Carmony v. Hoober

Decision Date07 June 1847
Citation5 Pa. 305
PartiesCARMONY <I>v.</I> HOOBER.
CourtPennsylvania Supreme Court

Wallace and J. T. Hall, for plaintiff in error.—The question should have gone to the jury, for it was mixed of law and fact. The declarations were different; the present averring proceedings in the Orphan's Court which were not in existence when the former judgment was recovered. It was, moreover, apparent on the record that the merits of the case had not been gone into. There was an averment generally of a deed having been tendered, but none as to the proceeding in the Orphan's Court. This new averment made indeed a new cause of action, and certainly threw upon the defendants at least to show that the merits of the case had been disposed of there. The evidence also was different. The plaintiff could not have recovered in the former action without proof of tender of a deed, and the evidence in this cause showed that there was no authority then in existence to make the tender, and there being no evidence that the deed was tendered by the intestate, there was sufficient, beside the charge of the court, to go to the jury on the question whether that default was the ground of that judgment. If it was, it was no bar to this action; Wilson v. Hamilton, 9 Serg. & Rawle, 424; Newbold v. Wright, 4 Rawle, 195; Porter v. McIlroy, 4 Serg. & Rawle, 436; 2 Serg. & Rawle, 415; Jones v. Wildes, 8 Serg. & Rawle, 150; Sadler v. Slabaugh, 2 Watts, 73; Rice v. King, 7 Johns. 20; Cam. & Nor. 99; 2 Wm. Black. R. 831; 3 Wils. 308; 1 Mod. 207; 4 Bac. Abr. 114.
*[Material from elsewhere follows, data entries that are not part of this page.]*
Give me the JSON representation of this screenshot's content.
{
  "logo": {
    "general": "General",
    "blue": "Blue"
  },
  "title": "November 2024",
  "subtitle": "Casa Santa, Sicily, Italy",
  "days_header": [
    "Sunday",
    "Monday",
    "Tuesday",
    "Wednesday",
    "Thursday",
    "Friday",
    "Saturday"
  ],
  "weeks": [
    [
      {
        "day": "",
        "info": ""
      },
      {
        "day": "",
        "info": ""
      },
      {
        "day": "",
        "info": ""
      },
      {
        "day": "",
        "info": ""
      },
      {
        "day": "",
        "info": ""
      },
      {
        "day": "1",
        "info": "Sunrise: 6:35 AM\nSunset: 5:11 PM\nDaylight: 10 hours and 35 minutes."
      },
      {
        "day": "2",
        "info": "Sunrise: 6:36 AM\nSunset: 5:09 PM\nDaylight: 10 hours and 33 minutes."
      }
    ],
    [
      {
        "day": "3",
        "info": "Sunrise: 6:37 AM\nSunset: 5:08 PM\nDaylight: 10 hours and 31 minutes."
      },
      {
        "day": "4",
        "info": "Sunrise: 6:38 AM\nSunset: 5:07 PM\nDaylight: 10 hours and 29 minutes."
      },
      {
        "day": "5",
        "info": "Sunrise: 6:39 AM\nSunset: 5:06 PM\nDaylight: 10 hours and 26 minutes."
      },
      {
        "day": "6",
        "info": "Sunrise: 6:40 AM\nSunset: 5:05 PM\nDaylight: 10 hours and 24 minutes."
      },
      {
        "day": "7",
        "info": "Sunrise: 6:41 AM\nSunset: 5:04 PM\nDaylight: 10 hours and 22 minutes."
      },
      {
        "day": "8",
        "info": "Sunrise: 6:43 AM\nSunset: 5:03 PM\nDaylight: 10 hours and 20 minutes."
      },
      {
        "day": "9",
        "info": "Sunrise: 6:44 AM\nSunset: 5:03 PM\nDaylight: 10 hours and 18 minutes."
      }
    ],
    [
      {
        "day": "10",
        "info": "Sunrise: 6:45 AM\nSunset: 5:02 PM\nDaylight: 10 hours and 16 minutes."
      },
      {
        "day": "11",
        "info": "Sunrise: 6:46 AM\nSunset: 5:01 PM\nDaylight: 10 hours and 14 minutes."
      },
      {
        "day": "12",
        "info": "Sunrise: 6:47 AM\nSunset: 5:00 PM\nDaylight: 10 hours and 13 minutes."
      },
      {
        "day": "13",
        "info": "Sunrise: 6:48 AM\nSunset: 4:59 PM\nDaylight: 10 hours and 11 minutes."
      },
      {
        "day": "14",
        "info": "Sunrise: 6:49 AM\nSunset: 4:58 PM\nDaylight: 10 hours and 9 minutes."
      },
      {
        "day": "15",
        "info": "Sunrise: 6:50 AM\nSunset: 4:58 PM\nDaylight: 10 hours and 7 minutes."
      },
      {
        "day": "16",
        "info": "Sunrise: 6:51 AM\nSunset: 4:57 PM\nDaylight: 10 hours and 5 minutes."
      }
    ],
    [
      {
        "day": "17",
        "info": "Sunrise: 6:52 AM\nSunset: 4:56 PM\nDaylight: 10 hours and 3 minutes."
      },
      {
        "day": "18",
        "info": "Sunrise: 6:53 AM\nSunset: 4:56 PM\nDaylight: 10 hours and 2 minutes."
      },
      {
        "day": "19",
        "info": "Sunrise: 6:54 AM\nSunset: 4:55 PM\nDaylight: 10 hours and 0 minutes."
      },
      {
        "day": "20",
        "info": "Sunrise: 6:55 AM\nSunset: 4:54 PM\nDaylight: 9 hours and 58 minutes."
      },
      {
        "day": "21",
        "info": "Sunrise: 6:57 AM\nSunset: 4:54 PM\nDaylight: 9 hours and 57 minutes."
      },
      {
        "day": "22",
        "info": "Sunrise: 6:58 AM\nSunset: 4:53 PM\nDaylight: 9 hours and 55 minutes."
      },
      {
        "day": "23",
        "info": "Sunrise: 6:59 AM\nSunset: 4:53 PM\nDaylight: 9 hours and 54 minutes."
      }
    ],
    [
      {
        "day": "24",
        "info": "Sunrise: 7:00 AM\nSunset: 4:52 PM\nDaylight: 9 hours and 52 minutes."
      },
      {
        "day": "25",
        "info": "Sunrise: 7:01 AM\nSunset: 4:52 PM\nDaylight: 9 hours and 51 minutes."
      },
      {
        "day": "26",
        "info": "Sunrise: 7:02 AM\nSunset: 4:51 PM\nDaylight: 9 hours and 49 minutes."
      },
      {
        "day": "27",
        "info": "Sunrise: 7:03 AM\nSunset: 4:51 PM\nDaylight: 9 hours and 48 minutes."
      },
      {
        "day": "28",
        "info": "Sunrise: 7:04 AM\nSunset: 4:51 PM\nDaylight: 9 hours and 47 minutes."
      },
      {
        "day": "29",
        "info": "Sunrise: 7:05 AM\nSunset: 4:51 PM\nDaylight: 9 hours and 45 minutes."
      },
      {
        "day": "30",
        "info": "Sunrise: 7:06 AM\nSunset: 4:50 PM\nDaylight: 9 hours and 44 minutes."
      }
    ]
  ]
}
Smith, contrà.—The plaintiff's misfortune in not being prepared with his evidence on a former trial has no effect on the verdict and judgment, and if it was for the same cause of action the record is pleadable in bar; Kilheffer v. Herr, 17 Serg. & Rawle, 319, 326. The question is not what was inquired into, but whether the same causes have been twice counted on; Croft v. Steele, 6 Watts, 375; Anspach v. Brown, 7 Watts, 139. There can be no collateral inquiry into the propriety of the former decision; Bower v. Tallman, 5 Watts & Serg. 556; and it is immaterial that it was in an action subsequently brought; Duffy v. Lytle, 5 Watts, 120. The only distinction is between divisible and indivisible causes of action; Sterner v. Gower, 3 Watts & Serg. 143; Hess v. Heeble, 6 Serg. & Rawle, 59.

June 7. BELL, J.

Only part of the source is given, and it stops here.